13 Dans "Comparatisme et altérations dans la langue : une démarche pour penser l'altérité de/dans la langue", Anne Tomichexx argue que la littérature est l’invention d’une langue étrangère, ou l’altération, à tout le moins, de la langue commune. Partant, la démarche comparatiste est séminale pour tout chercheur en littérature, en ce sens qu’elle permet de dégager une « perspective diachronique et internationale » (p. 167). En comparant, le chercheur prendra ainsi la mesure d’une tradition d’altération, voire de filiations, des fatrasies du XIIIe siècle au nonsense victorien. La confrontation permet aussi de réfléchir sur les pratiques d’altération, et d’en dégager les spécificités (p. 172).

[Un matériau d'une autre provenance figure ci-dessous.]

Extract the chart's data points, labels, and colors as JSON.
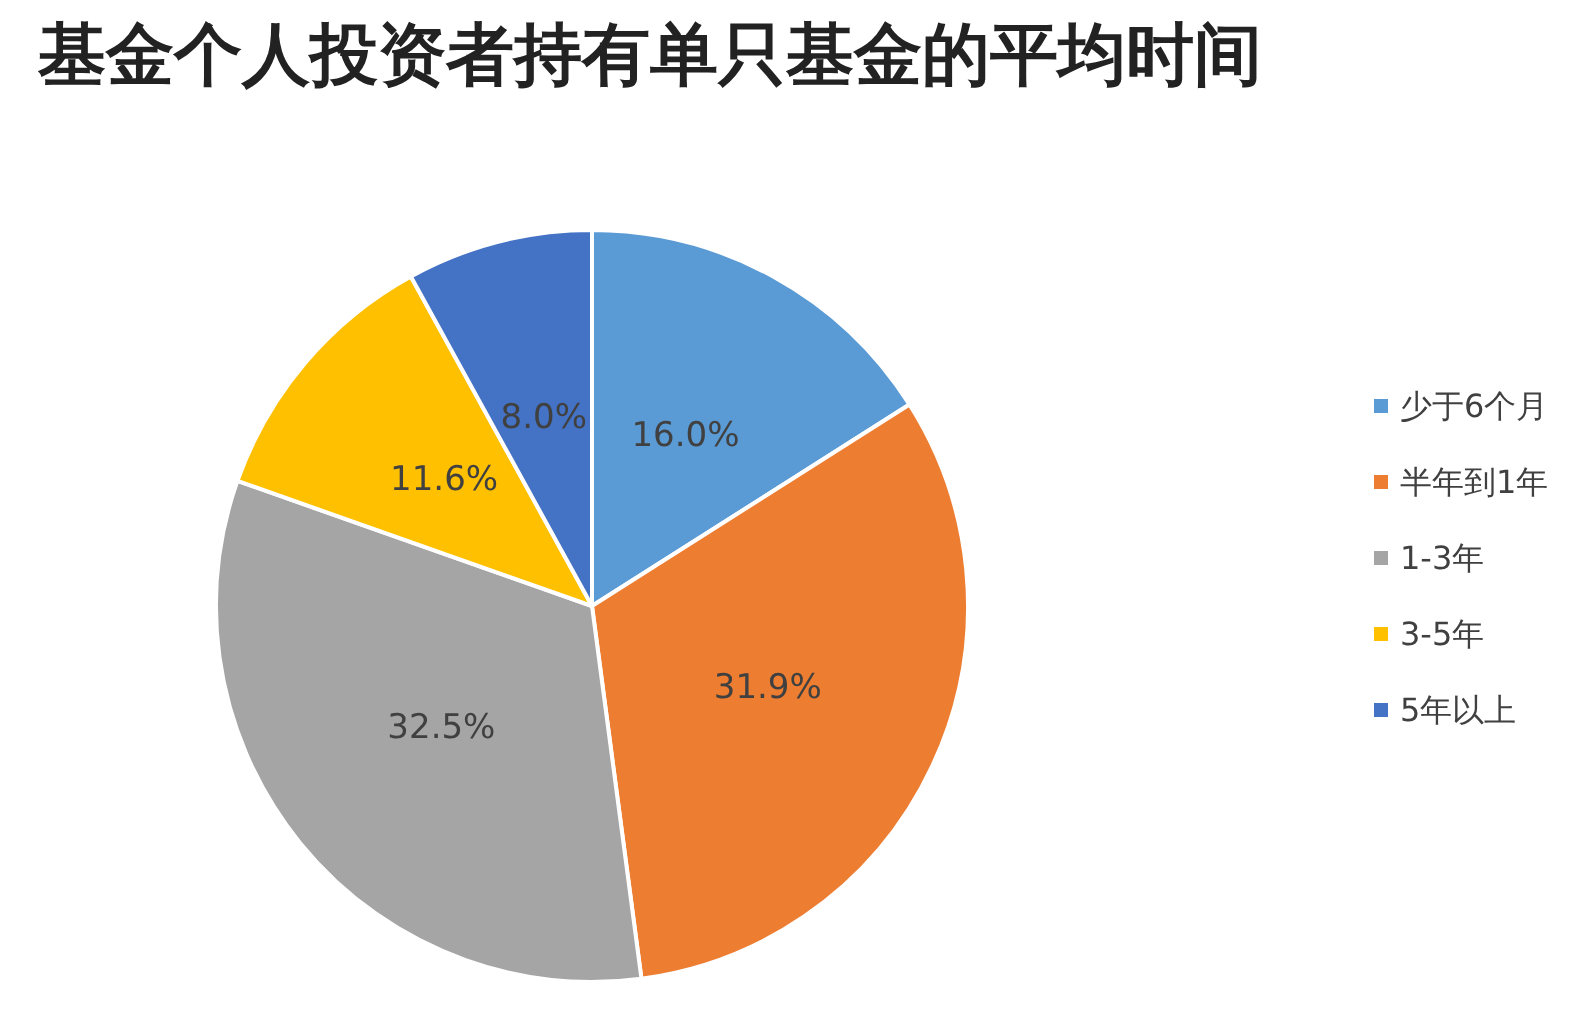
{
  "chart_data": {
    "type": "pie",
    "title": "基金个人投资者持有单只基金的平均时间",
    "categories": [
      "少于6个月",
      "半年到1年",
      "1-3年",
      "3-5年",
      "5年以上"
    ],
    "values": [
      16.0,
      31.9,
      32.5,
      11.6,
      8.0
    ],
    "value_labels": [
      "16.0%",
      "31.9%",
      "32.5%",
      "11.6%",
      "8.0%"
    ],
    "colors": [
      "#5b9bd5",
      "#ed7d31",
      "#a5a5a5",
      "#ffc000",
      "#4472c4"
    ],
    "legend": "right"
  }
}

14 Comparer l’étranger propose donc une série de réflexions diverses et stimulantes : c’est un exemple de la « Post-Bernheimer » ou plutôt « post 9/11 era of comparative literature ». Etat des lieux du comparatisme à l’ère globalexxi, il se fait l’écho de préoccupations littéraires mais rejoint aussi de grandes interrogations anthropologiques et (géo)politiques : concept ou idéologie de littérature mondiale (ou mondialisée, on ne parlait pas encore de littérature-monde !), interrogation sur l’emprise étasunienne en matière d’humanités (l’ACLA comme World (Literature) Company dans l’article de Didier Coste), réflexion sur la tension entre relativisme (culturel) et universalisme, sur le multiculturalisme, sur la différence et le danger d’indifférence, sur la diversité… Choisir le thème de l’étranger, en ces temps de questionnement ministériel sur l’identité nationale, est significatif, de même que les différentes contributions qui assurent que l’esprit sort grandi de la pratique du décentrement, et de la comparaison objective entre « nous » et les « autres » : pas de « clash of civilizations » à la Huntington, pas d’agon à la Harold Bloom, mais du comparatisme comme planche de salut face aux dérives communautaires, tribales ou nationalistes ? Inquiets mais pleins d’espoir, ardents défenseurs du principe de risque et d’enthousiasme, disciples d’Ariane ou d’Hermès, les comparatistes de facto ou de jure de Comparer l’étranger sont bien ceux qui se penchent sur l’avenir des « humanités », dans une perspective humaniste : ce sont des hommes, et des femmes, décidément, pour qui tout ce qui est étranger est fondamentalement humain.